The Key to Audience Scaling: Be a Confident Performer
The audience can influence tremendously the performance of a musician either positively or negatively. But if we will think twice, musicians also influence the audience at the same time. We all know that they can gain more people at their show if they will give their best shot. And to have the best performance, you need to be more confident than ever.
When we know how to employ smart strategies, we’re set to defuse nerves and deliver heartfelt performances. With that, here are 9 strategies that you can apply to become a more confident performer:
- Develop positive responses to stress. In and of itself, stress isn’t a problem at all; it’s how we react to it that determines whether we excel or crack under pressure.
- Refine your self-evaluation skills. Just like what we’ve learn in chemistry, everything takes experimentation. If we experiment, we will improve on stage or in studio. But to learn from our experiences, we have to honestly size up our strengths and weaknesses.
- Affirm meaning in performing. Performing will absolutely take conviction. To play instruments, or sing confidently, we need to believe in the music we present and our missions as performing artists.
- Acclimate to performance settings. When we gain experience with diverse performance environments, though, we can feel at home wherever we perform.
- Learn performance-enhancing techniques. When performance is on, it’s natural for a musician to feel surge of adrenaline. But techniques like mental imaging will help you inoculate to situational pressures.
- Acquire comprehensive practice skills. When we learn music deeply, our command holds up even in trying circumstances.

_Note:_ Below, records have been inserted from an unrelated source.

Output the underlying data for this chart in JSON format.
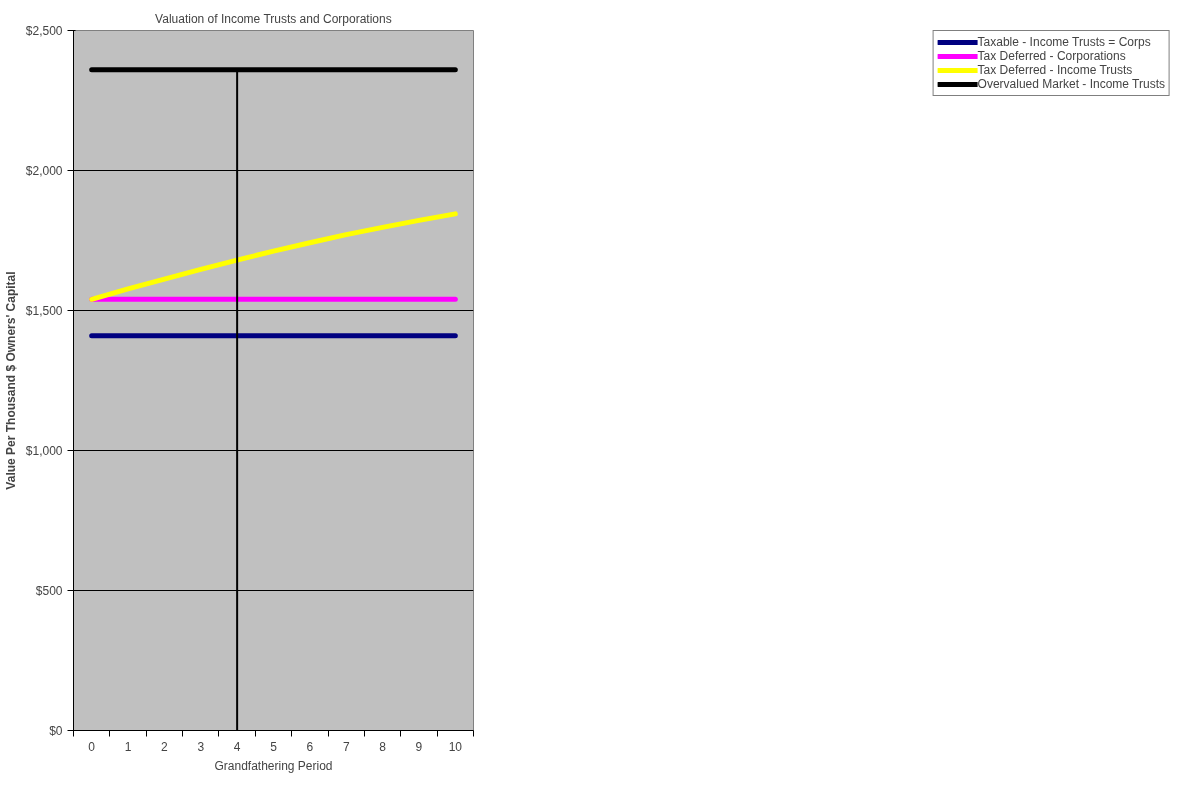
{
  "chart_data": {
    "type": "line",
    "title": "Valuation of Income Trusts and Corporations",
    "xlabel": "Grandfathering Period",
    "ylabel": "Value Per Thousand $ Owners' Capital",
    "categories": [
      "0",
      "1",
      "2",
      "3",
      "4",
      "5",
      "6",
      "7",
      "8",
      "9",
      "10"
    ],
    "series": [
      {
        "name": "Taxable - Income Trusts = Corps",
        "color": "#000080",
        "values": [
          1410,
          1410,
          1410,
          1410,
          1410,
          1410,
          1410,
          1410,
          1410,
          1410,
          1410
        ]
      },
      {
        "name": "Tax Deferred - Corporations",
        "color": "#ff00ff",
        "values": [
          1540,
          1540,
          1540,
          1540,
          1540,
          1540,
          1540,
          1540,
          1540,
          1540,
          1540
        ]
      },
      {
        "name": "Tax Deferred - Income Trusts",
        "color": "#ffff00",
        "values": [
          1540,
          1577,
          1612,
          1647,
          1680,
          1712,
          1742,
          1771,
          1797,
          1822,
          1845
        ]
      },
      {
        "name": "Overvalued Market - Income Trusts",
        "color": "#000000",
        "values": [
          2360,
          2360,
          2360,
          2360,
          2360,
          2360,
          2360,
          2360,
          2360,
          2360,
          2360
        ]
      },
      {
        "color": "#000000",
        "x": [
          "4",
          "4"
        ],
        "values": [
          0,
          2360
        ]
      }
    ],
    "ylim": [
      0,
      2500
    ],
    "yticks": [
      {
        "value": 0,
        "label": "$0"
      },
      {
        "value": 500,
        "label": "$500"
      },
      {
        "value": 1000,
        "label": "$1,000"
      },
      {
        "value": 1500,
        "label": "$1,500"
      },
      {
        "value": 2000,
        "label": "$2,000"
      },
      {
        "value": 2500,
        "label": "$2,500"
      }
    ],
    "grid": "y",
    "legend": "right"
  }
}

- Reinforce performance habits. Performance skills become habitual only through steady practice, which is why it’s essential that we emphasize habits of excellence whenever we play or sing.
- Build up presentation skills. Practice performances provide ideal opportunities for us to become adept with stage presence, speaking to audiences, getting along with them and the like.

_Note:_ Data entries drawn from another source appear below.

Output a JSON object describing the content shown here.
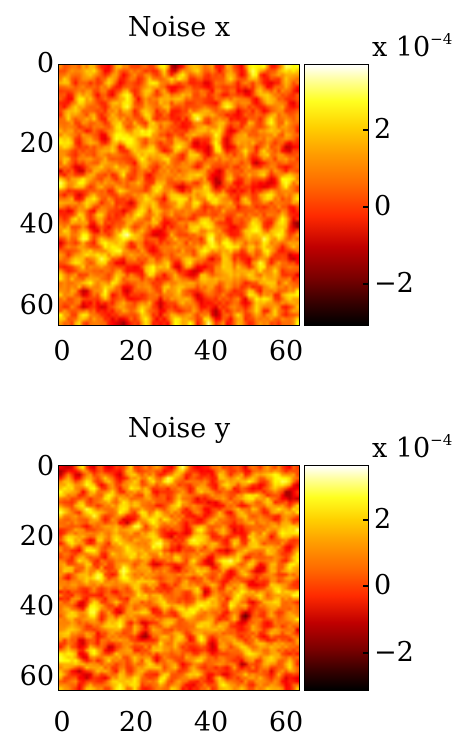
{
  "chart_data": [
    {
      "type": "heatmap",
      "title": "Noise x",
      "xlim": [
        0,
        65
      ],
      "ylim": [
        65,
        0
      ],
      "xticks": [
        "0",
        "20",
        "40",
        "60"
      ],
      "yticks": [
        "0",
        "20",
        "40",
        "60"
      ],
      "colorbar": {
        "colormap": "hot",
        "range": [
          -3.2,
          3.6
        ],
        "ticks": [
          "2",
          "0",
          "−2"
        ],
        "multiplier_base": "x 10",
        "multiplier_exp": "−4"
      },
      "grid": false
    },
    {
      "type": "heatmap",
      "title": "Noise y",
      "xlim": [
        0,
        65
      ],
      "ylim": [
        65,
        0
      ],
      "xticks": [
        "0",
        "20",
        "40",
        "60"
      ],
      "yticks": [
        "0",
        "20",
        "40",
        "60"
      ],
      "colorbar": {
        "colormap": "hot",
        "range": [
          -3.2,
          3.6
        ],
        "ticks": [
          "2",
          "0",
          "−2"
        ],
        "multiplier_base": "x 10",
        "multiplier_exp": "−4"
      },
      "grid": false
    }
  ]
}
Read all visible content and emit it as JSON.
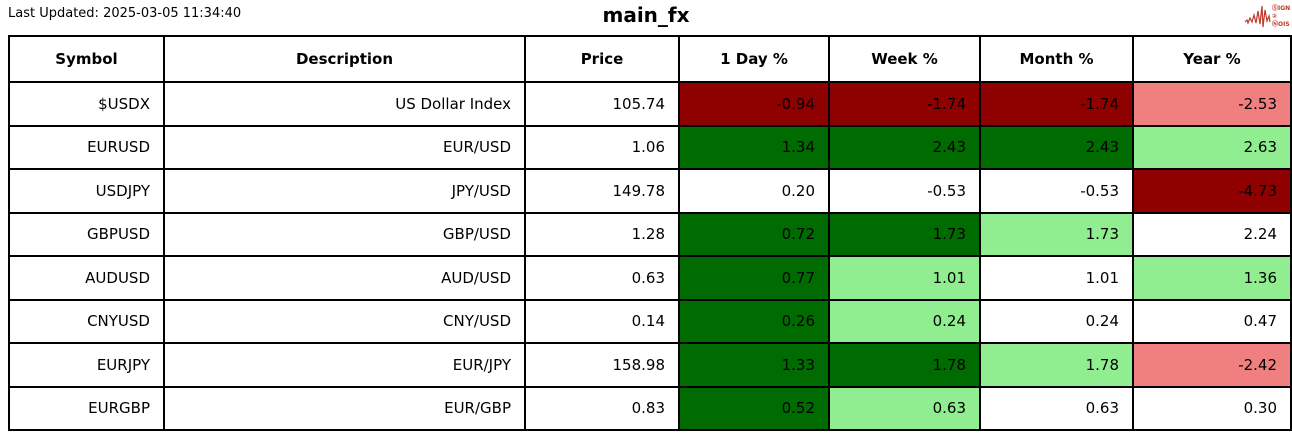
{
  "page": {
    "last_updated_label": "Last Updated:",
    "last_updated_value": "2025-03-05 11:34:40",
    "title": "main_fx"
  },
  "logo": {
    "color": "#c0392b",
    "lines": [
      "ⓈIGNAL",
      "②",
      "ⓃOISE"
    ]
  },
  "colors": {
    "strong_negative": "#8F0000",
    "mild_negative": "#F08080",
    "strong_positive": "#006B00",
    "mild_positive": "#90EE90",
    "neutral": "#FFFFFF",
    "text": "#000000",
    "border": "#000000"
  },
  "chart_data": {
    "type": "table",
    "title": "main_fx",
    "columns": [
      "Symbol",
      "Description",
      "Price",
      "1 Day %",
      "Week %",
      "Month %",
      "Year %"
    ],
    "rows": [
      {
        "symbol": "$USDX",
        "description": "US Dollar Index",
        "price": "105.74",
        "changes": [
          {
            "value": "-0.94",
            "tone": "strong_negative"
          },
          {
            "value": "-1.74",
            "tone": "strong_negative"
          },
          {
            "value": "-1.74",
            "tone": "strong_negative"
          },
          {
            "value": "-2.53",
            "tone": "mild_negative"
          }
        ]
      },
      {
        "symbol": "EURUSD",
        "description": "EUR/USD",
        "price": "1.06",
        "changes": [
          {
            "value": "1.34",
            "tone": "strong_positive"
          },
          {
            "value": "2.43",
            "tone": "strong_positive"
          },
          {
            "value": "2.43",
            "tone": "strong_positive"
          },
          {
            "value": "2.63",
            "tone": "mild_positive"
          }
        ]
      },
      {
        "symbol": "USDJPY",
        "description": "JPY/USD",
        "price": "149.78",
        "changes": [
          {
            "value": "0.20",
            "tone": "neutral"
          },
          {
            "value": "-0.53",
            "tone": "neutral"
          },
          {
            "value": "-0.53",
            "tone": "neutral"
          },
          {
            "value": "-4.73",
            "tone": "strong_negative"
          }
        ]
      },
      {
        "symbol": "GBPUSD",
        "description": "GBP/USD",
        "price": "1.28",
        "changes": [
          {
            "value": "0.72",
            "tone": "strong_positive"
          },
          {
            "value": "1.73",
            "tone": "strong_positive"
          },
          {
            "value": "1.73",
            "tone": "mild_positive"
          },
          {
            "value": "2.24",
            "tone": "neutral"
          }
        ]
      },
      {
        "symbol": "AUDUSD",
        "description": "AUD/USD",
        "price": "0.63",
        "changes": [
          {
            "value": "0.77",
            "tone": "strong_positive"
          },
          {
            "value": "1.01",
            "tone": "mild_positive"
          },
          {
            "value": "1.01",
            "tone": "neutral"
          },
          {
            "value": "1.36",
            "tone": "mild_positive"
          }
        ]
      },
      {
        "symbol": "CNYUSD",
        "description": "CNY/USD",
        "price": "0.14",
        "changes": [
          {
            "value": "0.26",
            "tone": "strong_positive"
          },
          {
            "value": "0.24",
            "tone": "mild_positive"
          },
          {
            "value": "0.24",
            "tone": "neutral"
          },
          {
            "value": "0.47",
            "tone": "neutral"
          }
        ]
      },
      {
        "symbol": "EURJPY",
        "description": "EUR/JPY",
        "price": "158.98",
        "changes": [
          {
            "value": "1.33",
            "tone": "strong_positive"
          },
          {
            "value": "1.78",
            "tone": "strong_positive"
          },
          {
            "value": "1.78",
            "tone": "mild_positive"
          },
          {
            "value": "-2.42",
            "tone": "mild_negative"
          }
        ]
      },
      {
        "symbol": "EURGBP",
        "description": "EUR/GBP",
        "price": "0.83",
        "changes": [
          {
            "value": "0.52",
            "tone": "strong_positive"
          },
          {
            "value": "0.63",
            "tone": "mild_positive"
          },
          {
            "value": "0.63",
            "tone": "neutral"
          },
          {
            "value": "0.30",
            "tone": "neutral"
          }
        ]
      }
    ]
  }
}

- Choose accessible plays. Easy music leaves us with the inner capacity we need to focus on performance, counteract, jitters, and build confidence.
Have you read all of the listed strategies above? Just follow them on each and every performance of yours, and I’ll assure you that your nervousness on stage will be gone soon. Just always remember that being confident can lead you to a successful show and can bring you the size of audience that you’re wishing for.